CEO George Kurtz struck a confident tone, noting record MSSP momentum, strong net retention, and growing enterprise consolidation on the Falcon platform. CFO Burt Podbere added that Q1 results came in ahead of internal expectations and reaffirmed the company’s belief in a second-half reacceleration in net new ARR and margin expansion.
Enterprise demand appeared resilient despite macro uncertainty. Module adoption remained strong, with 48% of customers using six or more modules. The company noted $3.2 billion in total Falcon Flex deal value, growing more than 6x from the prior year. CrowdStrike’s innovation engine also remained in high gear, with new launches across AI, exposure management, and data protection. Recent partnerships with Microsoft and Google Cloud underscored the growing role of Falcon in modern security architectures.
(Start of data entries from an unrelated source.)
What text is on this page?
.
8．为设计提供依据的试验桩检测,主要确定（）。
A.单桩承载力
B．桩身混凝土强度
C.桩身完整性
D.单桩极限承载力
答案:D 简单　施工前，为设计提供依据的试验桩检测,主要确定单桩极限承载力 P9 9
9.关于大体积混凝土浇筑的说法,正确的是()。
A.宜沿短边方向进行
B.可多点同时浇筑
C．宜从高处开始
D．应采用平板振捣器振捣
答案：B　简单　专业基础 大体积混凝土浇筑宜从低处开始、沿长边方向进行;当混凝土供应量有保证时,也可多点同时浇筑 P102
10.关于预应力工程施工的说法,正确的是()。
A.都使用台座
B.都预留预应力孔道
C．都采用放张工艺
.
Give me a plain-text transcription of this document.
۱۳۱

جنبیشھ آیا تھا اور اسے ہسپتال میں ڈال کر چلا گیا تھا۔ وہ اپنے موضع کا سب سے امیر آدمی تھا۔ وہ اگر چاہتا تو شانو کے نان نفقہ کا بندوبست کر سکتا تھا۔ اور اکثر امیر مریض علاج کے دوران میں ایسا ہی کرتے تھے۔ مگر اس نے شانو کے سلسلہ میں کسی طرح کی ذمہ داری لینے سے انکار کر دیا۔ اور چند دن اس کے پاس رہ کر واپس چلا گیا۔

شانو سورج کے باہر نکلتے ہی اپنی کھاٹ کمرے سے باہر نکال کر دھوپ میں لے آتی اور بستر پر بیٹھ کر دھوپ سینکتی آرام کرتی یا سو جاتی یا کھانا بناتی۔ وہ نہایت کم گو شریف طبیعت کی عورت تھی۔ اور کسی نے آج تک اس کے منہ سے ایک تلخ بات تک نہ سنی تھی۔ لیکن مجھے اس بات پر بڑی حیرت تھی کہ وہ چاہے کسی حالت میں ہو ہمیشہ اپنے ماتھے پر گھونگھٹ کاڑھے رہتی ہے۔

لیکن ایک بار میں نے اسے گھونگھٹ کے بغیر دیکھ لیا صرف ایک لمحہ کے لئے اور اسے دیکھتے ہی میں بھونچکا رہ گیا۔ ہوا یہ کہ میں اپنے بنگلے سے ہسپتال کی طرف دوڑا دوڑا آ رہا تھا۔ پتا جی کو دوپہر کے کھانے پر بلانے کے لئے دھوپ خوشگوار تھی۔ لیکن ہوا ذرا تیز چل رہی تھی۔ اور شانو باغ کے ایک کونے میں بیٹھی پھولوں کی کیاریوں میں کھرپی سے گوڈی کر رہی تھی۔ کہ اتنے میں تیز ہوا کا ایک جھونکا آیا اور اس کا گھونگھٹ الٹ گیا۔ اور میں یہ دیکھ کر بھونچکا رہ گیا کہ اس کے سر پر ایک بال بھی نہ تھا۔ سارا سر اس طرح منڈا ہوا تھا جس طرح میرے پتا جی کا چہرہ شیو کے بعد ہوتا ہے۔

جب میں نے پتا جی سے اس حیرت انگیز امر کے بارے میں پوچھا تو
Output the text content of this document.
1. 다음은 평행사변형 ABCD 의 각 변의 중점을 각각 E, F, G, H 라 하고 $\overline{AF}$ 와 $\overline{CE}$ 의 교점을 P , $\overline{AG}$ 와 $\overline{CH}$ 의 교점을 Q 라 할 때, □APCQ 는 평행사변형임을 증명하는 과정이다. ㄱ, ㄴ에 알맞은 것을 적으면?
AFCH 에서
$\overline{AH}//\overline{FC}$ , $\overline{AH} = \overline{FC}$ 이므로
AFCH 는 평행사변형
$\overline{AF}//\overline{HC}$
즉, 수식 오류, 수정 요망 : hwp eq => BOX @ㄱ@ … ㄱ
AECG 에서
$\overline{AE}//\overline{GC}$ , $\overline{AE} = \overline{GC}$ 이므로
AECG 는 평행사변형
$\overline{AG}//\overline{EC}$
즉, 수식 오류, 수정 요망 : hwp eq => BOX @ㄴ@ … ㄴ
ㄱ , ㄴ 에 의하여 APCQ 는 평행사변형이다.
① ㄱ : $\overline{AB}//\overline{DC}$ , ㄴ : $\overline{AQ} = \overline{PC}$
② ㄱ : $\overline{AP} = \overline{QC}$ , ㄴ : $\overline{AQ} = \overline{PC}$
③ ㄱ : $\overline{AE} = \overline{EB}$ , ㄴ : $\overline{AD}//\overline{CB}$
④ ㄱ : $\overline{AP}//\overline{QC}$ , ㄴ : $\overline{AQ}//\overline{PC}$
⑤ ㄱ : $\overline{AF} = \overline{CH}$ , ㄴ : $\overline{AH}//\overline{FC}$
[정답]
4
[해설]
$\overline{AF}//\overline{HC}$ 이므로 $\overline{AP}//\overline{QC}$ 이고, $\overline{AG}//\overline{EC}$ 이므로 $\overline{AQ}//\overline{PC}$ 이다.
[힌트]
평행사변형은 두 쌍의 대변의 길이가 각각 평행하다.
Still, concerns linger. GAAP losses widened to $111 million, and non-GAAP operating income dipped slightly to $201 million from $213 million a year earlier. While not alarming, this raised some eyebrows given the company’s lofty valuation. Additionally, some analysts flagged that Q1 results, while solid, didn’t offer the upside needed to justify the stock’s recent rally.
Looking ahead, CrowdStrike’s path to $10 billion in ARR remains intact, but execution will be key. The market will closely watch the second half of the year for signs of accelerated deal activity and improved margins. With a clear leadership position in endpoint and identity security, growing AI capabilities, and now a capital return program in place, CrowdStrike remains a top-tier name in cybersecurity. But at current valuations, expectations are sky-high—and that leaves little room for error.